NFL referees, both those who are currently locked out and their retired predecessors, have been nearly unanimous in harshly criticizing the replacement officials. But Ben Dreith is an exception.
Dreith, who officiated in the NFL and AFL for 31 years, is best known for once turning on his microphone and saying, “Personal foul on 99 of the defense: After he tackled the quarterback he’s givin’ them the business down there. That’s a 15-yard penalty.” Now 87 years old, Dreith lives in Denver and says he watches every Broncos game, and he said he believes Broncos coach John Fox has gone too far in giving the officials the business on the sideline.
“They’re doing a good job and they’re going to get better every game,” Dreith told the Denver Post. “Now, I watched both [Broncos] games and I watched the preseason, and they cannot tell me, Fox cannot tell me, this reporter can’t tell me, that they did anything to lose a ballgame for somebody.
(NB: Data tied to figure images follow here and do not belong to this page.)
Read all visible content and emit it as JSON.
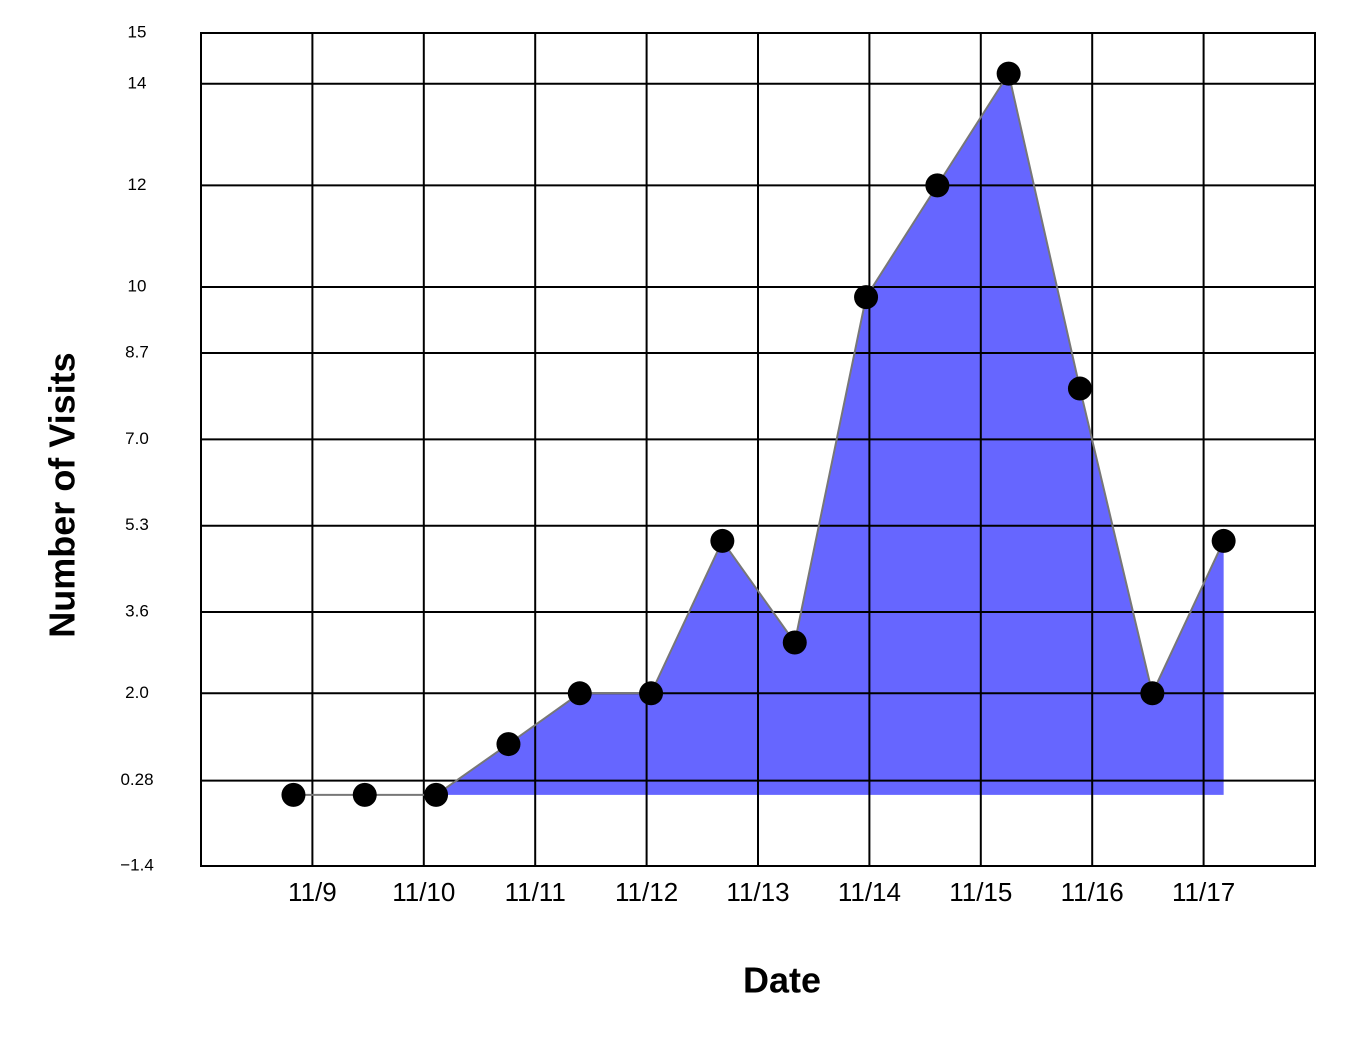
{
  "chart_data": {
    "type": "area",
    "x_label": "Date",
    "y_label": "Number of Visits",
    "x": [
      8.83,
      9.47,
      10.11,
      10.76,
      11.4,
      12.04,
      12.68,
      13.33,
      13.97,
      14.61,
      15.25,
      15.89,
      16.54,
      17.18
    ],
    "series": [
      {
        "color": "#6666ff",
        "values": [
          0,
          0,
          0,
          1,
          2,
          2,
          5,
          3,
          9.8,
          12,
          14.2,
          8,
          2,
          5
        ]
      }
    ],
    "xlim": [
      8,
      18
    ],
    "xticks": [
      {
        "value": 9,
        "label": "11/9"
      },
      {
        "value": 10,
        "label": "11/10"
      },
      {
        "value": 11,
        "label": "11/11"
      },
      {
        "value": 12,
        "label": "11/12"
      },
      {
        "value": 13,
        "label": "11/13"
      },
      {
        "value": 14,
        "label": "11/14"
      },
      {
        "value": 15,
        "label": "11/15"
      },
      {
        "value": 16,
        "label": "11/16"
      },
      {
        "value": 17,
        "label": "11/17"
      }
    ],
    "ylim": [
      -1.4,
      15
    ],
    "yticks": [
      {
        "value": -1.4,
        "label": "−1.4"
      },
      0.28,
      {
        "value": 2,
        "label": "2.0"
      },
      3.6,
      5.3,
      {
        "value": 7,
        "label": "7.0"
      },
      8.7,
      10,
      12,
      14,
      15
    ],
    "grid": true
  }
}
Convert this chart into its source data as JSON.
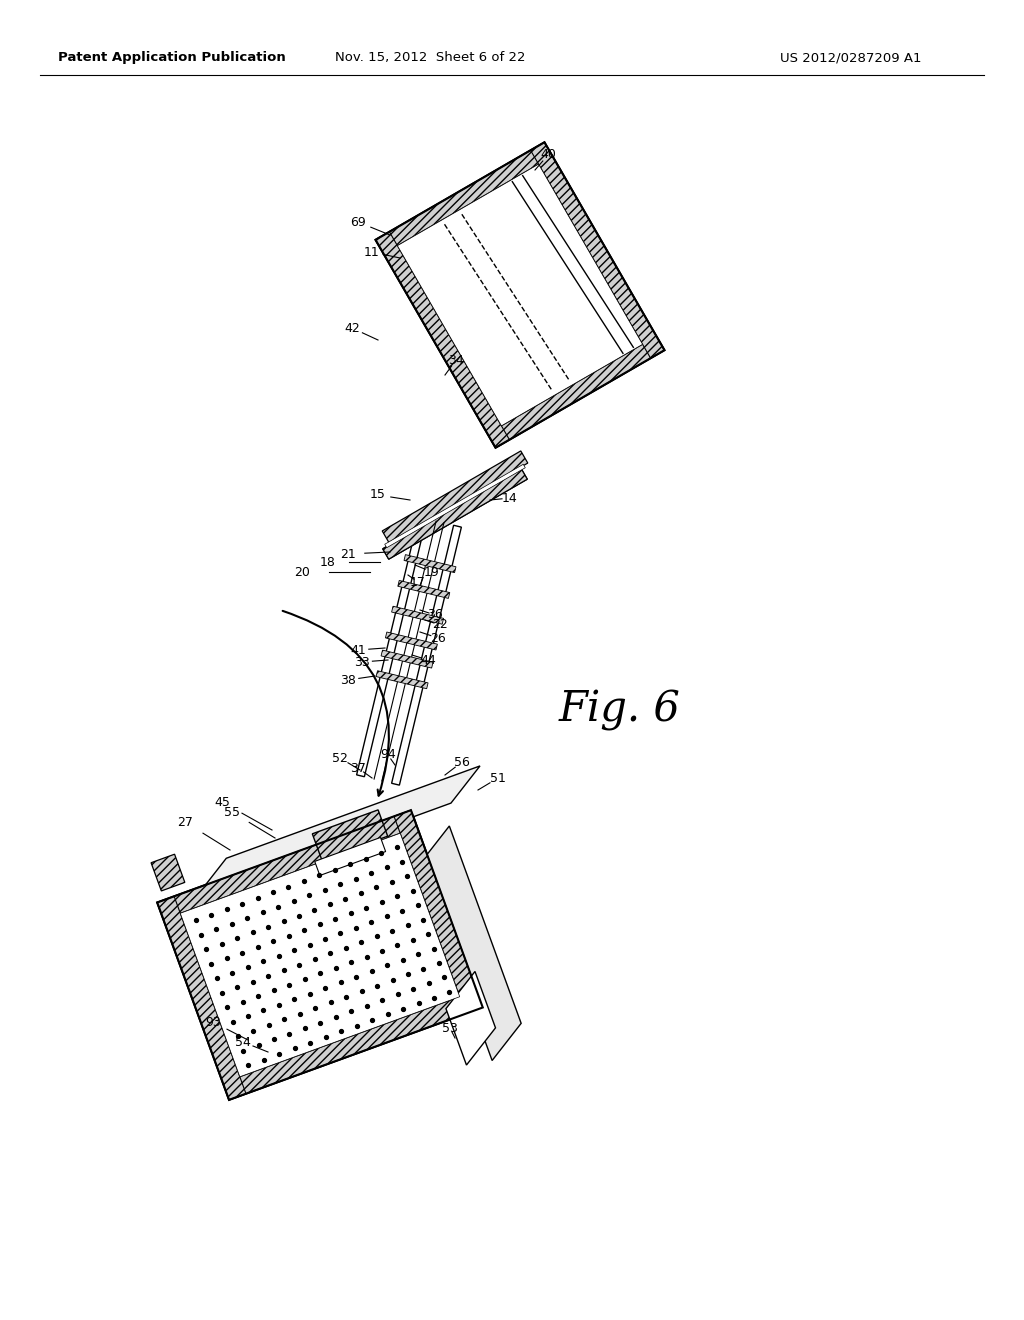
{
  "background_color": "#ffffff",
  "header_left": "Patent Application Publication",
  "header_center": "Nov. 15, 2012  Sheet 6 of 22",
  "header_right": "US 2012/0287209 A1",
  "fig_label": "Fig. 6"
}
The coaches and the press never should have started this in the first place about the officials unless something drastically happened where one of the replacement officials lost a ballgame for somebody.”
Dreith pointed out that not losing a ballgame for somebody is something that Ed Hochuli, one of the NFL’s highest-profile referees and a former president of the NFL Referees Association, can’t claim: Hochuli wrongly ruled a play dead in a 2008 Chargers-Broncos game, handing Denver a win that should have gone to San Diego.
“He blew the whistle at the wrong time, and that is the cardinal sin in officiating,” Dreith said. “He lost a ballgame for San Diego. These officials have never lost a ballgame for anybody.”
That’s exactly the message the NFL will want to keep repeating. Until the replacements do lose a ballgame for somebody.